Thursday 22 September 2011

The Big Question: what would the van look like when Charles picked it up? Would Fanouri follow through, do the right thing? Could he do the right thing? How could the little ol' communist mechanic in the tiny town on the small Greek island have the resources to do the body work and do the painting, which by itself sometimes takes two days to dry, and hand it over perfect, before Saturday, when he's just a mechanic, not Earl Scheib, not Rosie the Riveter?

David called first thing in the morning, per instructions. It's done? Great. -- but we can't come over till noon? .... ?? ....OK.
An Ikarian Sky

All this has to be handled culturally delicately. It wasn't  Santa Monica, it wasn't even Athens. Ikaria has been inhabited for seven millenia and they had their own ways there, still mysterious to our friends despite four years residency and speaking pretty good Greek.
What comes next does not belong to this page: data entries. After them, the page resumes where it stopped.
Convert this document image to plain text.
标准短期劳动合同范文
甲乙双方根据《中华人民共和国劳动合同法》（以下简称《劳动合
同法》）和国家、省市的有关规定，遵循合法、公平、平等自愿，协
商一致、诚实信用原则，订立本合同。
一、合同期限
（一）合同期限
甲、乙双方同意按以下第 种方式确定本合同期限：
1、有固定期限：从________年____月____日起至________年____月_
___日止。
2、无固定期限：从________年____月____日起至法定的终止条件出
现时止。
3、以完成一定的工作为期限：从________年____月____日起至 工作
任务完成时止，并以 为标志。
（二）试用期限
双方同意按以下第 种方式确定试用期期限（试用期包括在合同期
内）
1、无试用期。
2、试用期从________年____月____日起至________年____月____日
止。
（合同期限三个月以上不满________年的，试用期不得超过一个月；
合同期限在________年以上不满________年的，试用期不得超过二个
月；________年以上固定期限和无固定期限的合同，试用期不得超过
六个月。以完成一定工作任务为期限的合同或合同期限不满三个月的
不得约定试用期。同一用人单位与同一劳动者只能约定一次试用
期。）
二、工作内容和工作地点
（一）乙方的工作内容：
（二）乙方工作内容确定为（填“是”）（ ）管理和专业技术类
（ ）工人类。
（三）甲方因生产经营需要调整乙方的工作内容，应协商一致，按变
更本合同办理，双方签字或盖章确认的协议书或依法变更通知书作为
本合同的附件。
Apples for making apple sauce

At last visit to turn the van in to the mechanic, the one where Charles learned of our van's sideswipe mishap (but not how, who or when), Fanouri called Charles "my friend" (about 20% of his English vocabulary) and gave him the Greek Communist Youth posters off his wall that Charles had been coveting ("the best mementos of this whole trip, if I could have those") and his too-cool red commie lighter right out of his own pocket. Those were rare and generous gestures, the kind of exchange you can only hope for in a culture this insular and so foreign in its nuance to outsiders, in a place where they never say I'm sorry and rarely thank you. Even for a guy who maybe knew who scraped the van but wasn't saying, maybe a friend or even his own employee -- Americans want to know that stuff, need to know, but on Ikaria it didn't matter. What mattered was he was taking responsibility, and if he smoothed the dents and matched the paint, that was the bottom line, and all would be right in the world. And the Yank had a new friend.

Viola! -- perfect match! No dents or ripples! Bravo, Fanouri!! We took pics (Charles was again wearing his Budapest Communist t-shirt) in front of other posters. When Charles expressed interest in the story on the posters, Fanouri rang up a friend, Yorgo, who spoke some English, and within a few minutes he was there, proudly filling Charles in on a lot of history he was unaware of, of the Greek revolution after WWII, the attempts of the British and then the Americans to install their puppet governments, and more. Fascinating, even though possibly not completely accurate, or at least biased... of course, like when Americans speak about world history from the only perspective they know. But would your mechanic make such a gesture, in the middle of the workday? They had different values there for what was important.
Nicole and Dian getting facials from Robyn
Hooray!!!
Charles left with the van looking the way he had brought it in but with a full tune-up for which he was way undercharged (cost of parts only, probably), and a life experience money couldn't buy. It was hard for him not to say efcharisto, but the handshake was worth a thousand of them.